Edit (May 26): As pointed out by Derek Holt in his answer, it is not true that the reduction of my group mod 2 gives all of Sp(4,F_2). I must have made a mistake in that computation. In any case, he also shows that my group has finite index (indeed, index 6) in Sp(4,Z), settling the question satisfactorily. But any more remarks about generating sets for the symplectic group are still most welcome!
Best Answer
In fact, if you reduce mod 2, then you find that the index of the subgroup generated by $T,A,B$ in ${\rm Sp}(4,2)$ is 6, not 1.
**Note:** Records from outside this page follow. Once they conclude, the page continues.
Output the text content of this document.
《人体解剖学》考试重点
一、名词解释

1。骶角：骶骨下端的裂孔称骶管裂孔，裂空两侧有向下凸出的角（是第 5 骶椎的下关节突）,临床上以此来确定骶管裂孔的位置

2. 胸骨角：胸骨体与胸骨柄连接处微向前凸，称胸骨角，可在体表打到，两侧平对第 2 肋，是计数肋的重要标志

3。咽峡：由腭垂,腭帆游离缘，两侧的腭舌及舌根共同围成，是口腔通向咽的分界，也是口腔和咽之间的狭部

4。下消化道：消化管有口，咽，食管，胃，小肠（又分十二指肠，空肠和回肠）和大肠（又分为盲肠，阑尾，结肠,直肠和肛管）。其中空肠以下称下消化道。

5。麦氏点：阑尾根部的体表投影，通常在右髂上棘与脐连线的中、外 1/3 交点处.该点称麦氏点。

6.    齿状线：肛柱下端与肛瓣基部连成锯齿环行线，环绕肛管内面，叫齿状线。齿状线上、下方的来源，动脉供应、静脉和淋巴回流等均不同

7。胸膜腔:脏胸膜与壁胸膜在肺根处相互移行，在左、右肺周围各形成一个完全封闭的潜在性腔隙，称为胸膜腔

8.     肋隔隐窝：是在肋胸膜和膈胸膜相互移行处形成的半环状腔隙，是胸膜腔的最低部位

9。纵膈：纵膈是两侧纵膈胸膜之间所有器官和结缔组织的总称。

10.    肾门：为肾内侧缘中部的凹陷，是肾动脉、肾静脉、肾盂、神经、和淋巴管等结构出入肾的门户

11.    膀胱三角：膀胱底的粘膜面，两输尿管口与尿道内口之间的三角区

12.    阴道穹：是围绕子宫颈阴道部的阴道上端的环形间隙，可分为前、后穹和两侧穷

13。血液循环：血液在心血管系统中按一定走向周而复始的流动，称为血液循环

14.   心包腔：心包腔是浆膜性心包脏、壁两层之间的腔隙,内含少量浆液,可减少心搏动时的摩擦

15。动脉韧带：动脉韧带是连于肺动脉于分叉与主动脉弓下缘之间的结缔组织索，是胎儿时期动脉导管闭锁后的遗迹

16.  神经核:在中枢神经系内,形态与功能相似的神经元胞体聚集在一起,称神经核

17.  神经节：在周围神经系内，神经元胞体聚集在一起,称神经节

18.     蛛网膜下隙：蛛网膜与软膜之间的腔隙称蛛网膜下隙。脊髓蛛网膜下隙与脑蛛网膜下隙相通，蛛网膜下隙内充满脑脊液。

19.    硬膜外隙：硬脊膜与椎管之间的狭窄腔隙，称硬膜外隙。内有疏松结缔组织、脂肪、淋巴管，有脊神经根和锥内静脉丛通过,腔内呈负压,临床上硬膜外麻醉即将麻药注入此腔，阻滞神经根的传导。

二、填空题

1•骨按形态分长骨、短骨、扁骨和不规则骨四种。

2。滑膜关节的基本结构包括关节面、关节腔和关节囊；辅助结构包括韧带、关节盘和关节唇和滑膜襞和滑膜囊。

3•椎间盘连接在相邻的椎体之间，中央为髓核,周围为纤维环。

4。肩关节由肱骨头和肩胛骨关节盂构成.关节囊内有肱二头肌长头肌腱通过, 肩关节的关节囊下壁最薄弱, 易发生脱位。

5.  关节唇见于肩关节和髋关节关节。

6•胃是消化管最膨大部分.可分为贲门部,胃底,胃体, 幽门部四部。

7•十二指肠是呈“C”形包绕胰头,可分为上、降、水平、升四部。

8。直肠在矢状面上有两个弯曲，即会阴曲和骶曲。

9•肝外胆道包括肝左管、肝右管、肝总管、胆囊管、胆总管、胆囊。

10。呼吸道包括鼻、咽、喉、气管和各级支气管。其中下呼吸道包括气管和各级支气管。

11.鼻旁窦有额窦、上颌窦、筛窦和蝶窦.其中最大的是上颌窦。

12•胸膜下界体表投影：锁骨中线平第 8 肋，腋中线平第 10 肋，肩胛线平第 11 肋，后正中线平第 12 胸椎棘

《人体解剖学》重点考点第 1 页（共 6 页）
I have now carried out Igor's suggested approach and a coset enumeration (which I did in MAGMA) shows that the subgroup has index 6 in ${\rm Sp}(4,\mathbb{Z})$.
Bender's presentation of ${\rm Sp}(4,\mathbb{Z})$ is on the generators
$K = \left(\begin{array}{rrrr}1&0&0&0\\\\ 1&-1&0&0\\\\ 0&0&1&1\\\\ 0&0&0&-1 \end{array}\right),\ \ \ L=\left(\begin{array}{rrrr}0&0&-1&0\\\\ 0&0&0&-1\\\\ 1&0&1&0\\\\ 0&1&0&0 \end{array}\right).$
and the relations are as follows. (I won't typeset this in case anyone wants to cut and paste!)
K^2=1,
L^12=1,
K*L^7*K*L^5*K*L = L*K*L^5*K*L^7*K,
L^2*K*L^4*K*L^5*K*L^7*K = K*L^5*K*L^7*K*L^2*K*L^4,
L^3*K*L^3*K*L^5*K*L^7*K = K*L^5*K*L^7*K*L^3*K*L^3,
(L^2*K*L^5*K*L^7*K)^2 = (K*L^5*K*L^7*K*L^2)^2,
L*(L^6*K*L^5*K*L^7*K)^2 = (L^6*K*L^5*K*L^7*K)^2*L,
(K*L^5)^5 = (L^6*K*L^5*K*L^7*K)^2.
I used a combination of brute force search and useful intermediate matrices (including those used by Tom De Medts in his comment to the original post), to get words for $T,A,B$ in terms of $K,L$. They are easily checked once you have them.
T = (L^-2*K*L^-5*K*L^-5*K*L^2*K)^-2*L,
A = L^-3*(L^-2*K*L^-5*K*L^-5*K*L^2*K)^-2,
B = (L*K*L^-2*K*L^5*K*L^5*K*L^2*L*K*L^-2*K*L^5*K*L^5*K*L^2*L^-1)^5*L^2*K*L^4*(L^-2*K*L^-5*K*L^-5*K*L^2*K)^2*T^-5*L^2*K*L^4*(L^-2*K*L^-5*K*L^-5*K*L^2*K)^-2*L^-4*K*L^-2.
Then a coset enumeration shows almost instantly that the index of the subgroup generated by $T,A,B$ in the group defined by Bender's presentation is 6.
The fact that the index is 6 in the original problem does not actually depend on the fact that this is a complete presentation of ${\rm Sp}(4,\mathbb{Z})$ - only that the relations of the presentation are satisfied in ${\rm Sp}(4,\mathbb{Z})$.